Meine Damen und Herren, liebe Liberale, kämpfen Sie, aber machen Sie hier keine Ablenkungsmanöver. Kämpfen Sie um die Veränderung von Strukturen bei der Welthandelsorganisation und bei der Weltbank - da ist es nötig -, und ändern Sie, bitte schön, selbst Ihr Verhalten. Ich appelliere an Sie als FDP, an Sie, Herr Grascha: Reden Sie endlich Ihrem Umweltminister zu, der sich von 329 Pferden ziehen lässt. Er ist damit ein Schwergewicht, allerdings kein politisches. Aus meiner Sicht ist er damit einfach untragbar.
Herr Präsident! Meine Damen und Herren! Herr Herzog, dieses verdammt ernsthafte Thema mit einer solchen Polemik anzugehen, ist wieder einmal völlig daneben. Aber das sind wir von Ihnen ja mittlerweile gewohnt. Dies kann ich nur bedauern.
Es gibt Hungerkrawalle in Pakistan, in Kamerun, in Indonesien und in anderen Teilen der Welt. Die Nachfrage nach Lebensmitteln wird weltweit immer größer, allein wenn wir China betrachten, dessen Anteil an der Weltbevölkerung knapp 20 % beträgt, das aber nur über 11 % der landwirtschaftlichen Nutzflächen verfügt. Die Preisexplosion der letzten zwölf Monate bei Nahrungsmitteln trifft die Ärmsten der Armen, vor allem in Afrika und Asien. Hier zu helfen, und zwar schnell zu helfen, ist die wichtigste Zukunftsaufgabe der Menschheit schlechthin.
Bei dieser Thematik der Aktuellen Stunde geht es zuallererst um den Status quo unserer heutigen Agrar- und Ernährungswirtschaft. Die Landwirtschaft steht weltweit vor einer Renaissance. War sie noch vor Kurzem eine echte Problembranche, so rückt sie jetzt als Garant zum Überleben immer massiver in den Mittelpunkt der aktuellen Diskussionen; denn nur eine nachhaltige, hoch produktive und schlagkräftige Landwirtschaft kann es schaffen, die wachsende Weltbevölkerung von den Erträgen der vorhandenen Flächen zu ernähren.
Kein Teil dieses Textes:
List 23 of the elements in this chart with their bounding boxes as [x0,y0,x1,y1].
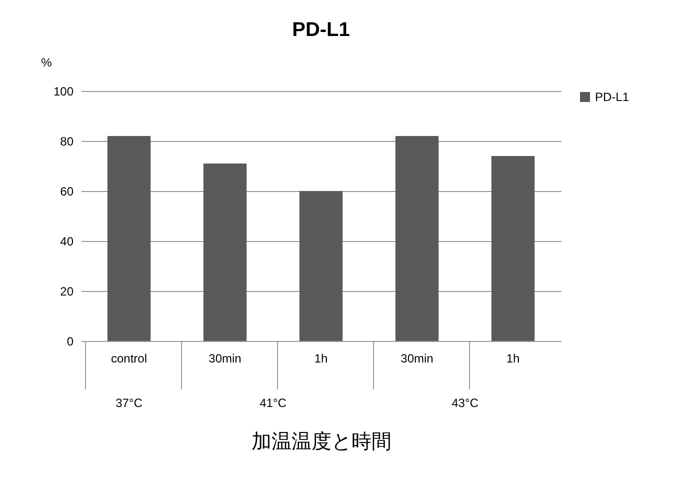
y-axis-title: % [41,56,52,70]
x-tick-label: control [110,352,148,366]
y-tick-label: 60 [60,184,74,198]
bar [203,164,247,341]
legend-label: PD-L1 [595,90,630,104]
y-tick-label: 40 [60,234,74,248]
text: 37°C [116,396,143,410]
y-tick-label: 80 [60,134,74,148]
y-tick-label: 20 [60,284,74,298]
bar [491,156,535,341]
y-tick-label: 0 [66,334,74,348]
x-tick-label: 1h [506,352,520,366]
bar [107,136,151,341]
x-tick-label: 1h [314,352,328,366]
bar [299,191,343,341]
x-tick-label: 30min [208,352,242,366]
bar [395,136,439,341]
text: 43°C [452,396,479,410]
x-tick-label: 30min [400,352,434,366]
x-axis-title: 加温温度と時間 [252,431,392,453]
chart-title: PD-L1 [292,19,350,41]
text: 41°C [260,396,287,410]
y-tick-label: 100 [53,84,74,98]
Uns allen ist klar, dass die niedersächsische, die deutsche und die europäische Landwirtschaft den Welthunger allein nicht besiegen können. Aber wir haben eine große Mitverantwortung zu übernehmen, eine Verantwortung als Agrarland Nummer eins in Deutschland, das über das Know-how moderner Land- und Forstwirtschaft verfügt, das gute, ertragsstarke Böden aufweist, das modernste Agrarforschungs- und Entwicklungsinstitute hat und das ohne Weiteres noch mehr Lebensmittel produzieren und exportieren könnte. Aus dieser Verantwortung heraus, meine Damen und Herren, haben wir Aufgaben wahrzunehmen und Chancen zu nutzen. Entscheidend ist aber zunächst, dass wir Produktionsflächen für die Zukunft erhalten.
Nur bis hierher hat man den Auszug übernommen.